Duell, also published under other names, is a two-player board game played with dice on a board of 9×8 squares. Players take turns moving one of their dice in order to capture their opponent's pieces, with the ultimate aim of capturing the opponent's key piece to win the game. It is considered a chess variant.

Designed by Geoffrey Hayes, it was previously published in the UK by Denys Fisher (1975) as Conquest and The George v Mildred Dice Game and in Germany as Tactix, in the US by Lakeside Industries as Duell and in Portugal by Dinamização/ASA as The O Game.

== Setup ==
The board is placed between the two players such that the eight rows of nine squares run left to right. The pieces are placed so that from left to right the following numbers appear face up: five, one, two, six, "key piece," six, two, one, five. The "key piece" (equivalent to the king in chess) is a custom die with special marks on each face. The three-side of each dice face towards the controlling player.

To ensure true fairness, each die should be of the same chirality. That is, the arrangement of the faces about the vertices should run the same direction.

== Gameplay ==
Players take turns moving one piece the number of squares shown on the outermost face (at the start of that move) by "rolling" it along the direction of travel such that the uppermost number changes with each square moved. A move may optionally include a single 90-degree change in direction.
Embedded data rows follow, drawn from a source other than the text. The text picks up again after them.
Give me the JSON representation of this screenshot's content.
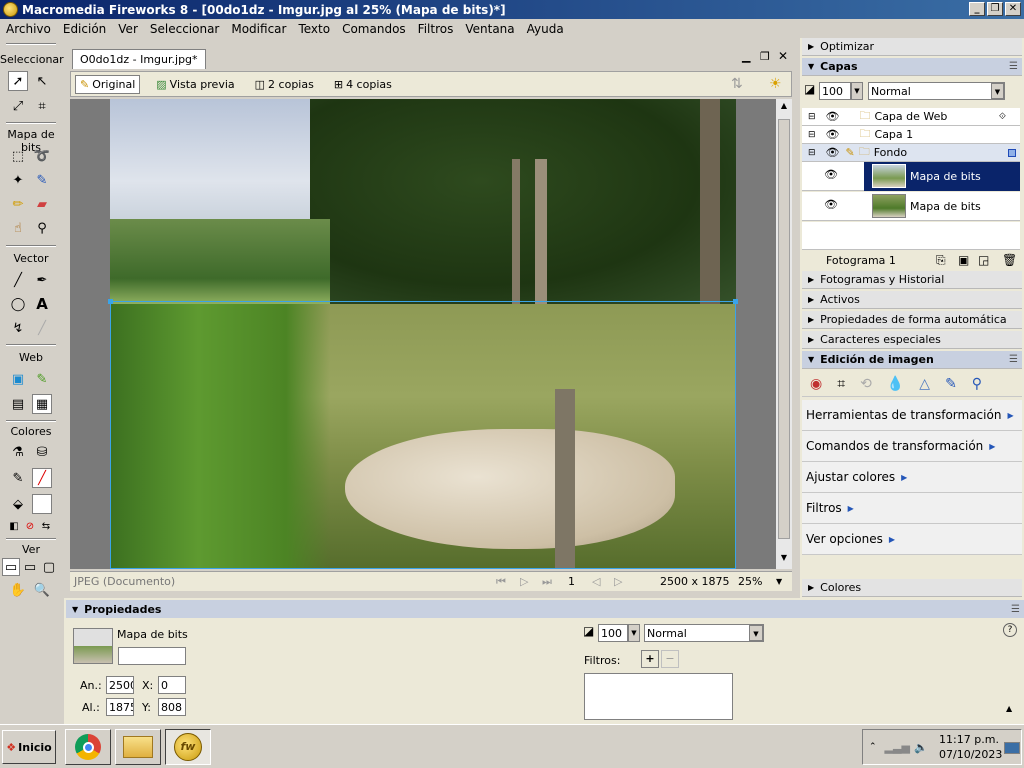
{
  "window": {
    "title": "Macromedia Fireworks 8 - [00do1dz - Imgur.jpg al  25% (Mapa de bits)*]"
  },
  "menu": [
    "Archivo",
    "Edición",
    "Ver",
    "Seleccionar",
    "Modificar",
    "Texto",
    "Comandos",
    "Filtros",
    "Ventana",
    "Ayuda"
  ],
  "tools": {
    "sections": [
      "Seleccionar",
      "Mapa de bits",
      "Vector",
      "Web",
      "Colores",
      "Ver"
    ]
  },
  "document": {
    "tab": "O0do1dz - Imgur.jpg*",
    "views": [
      "Original",
      "Vista previa",
      "2 copias",
      "4 copias"
    ],
    "status_type": "JPEG (Documento)",
    "frame": "1",
    "size": "2500 x 1875",
    "zoom": "25%"
  },
  "panels": {
    "optimizar": "Optimizar",
    "capas": {
      "title": "Capas",
      "opacity": "100",
      "blend": "Normal",
      "layers": [
        "Capa de Web",
        "Capa 1",
        "Fondo"
      ],
      "objects": [
        "Mapa de bits",
        "Mapa de bits"
      ],
      "frame": "Fotograma 1"
    },
    "collapsed": [
      "Fotogramas y Historial",
      "Activos",
      "Propiedades de forma automática",
      "Caracteres especiales"
    ],
    "edicion": {
      "title": "Edición de imagen",
      "commands": [
        "Herramientas de transformación",
        "Comandos de transformación",
        "Ajustar colores",
        "Filtros",
        "Ver opciones"
      ]
    },
    "colores": "Colores"
  },
  "properties": {
    "title": "Propiedades",
    "object_type": "Mapa de bits",
    "width_label": "An.:",
    "height_label": "Al.:",
    "width": "2500",
    "height": "1875",
    "x_label": "X:",
    "y_label": "Y:",
    "x": "0",
    "y": "808",
    "opacity": "100",
    "blend": "Normal",
    "filters_label": "Filtros:"
  },
  "taskbar": {
    "start": "Inicio",
    "time": "11:17 p.m.",
    "date": "07/10/2023"
  }
}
Moves may not pass through existing pieces of either color.

Opposing pieces are captured by landing on the occupied square with the final move.

The game finishes when one of the players captures their opponent's key piece; the capturing player wins, or when a players' key piece lands in the opponent's "key space" (the square initially occupied by the key piece at the start of the game, in the center of the home row).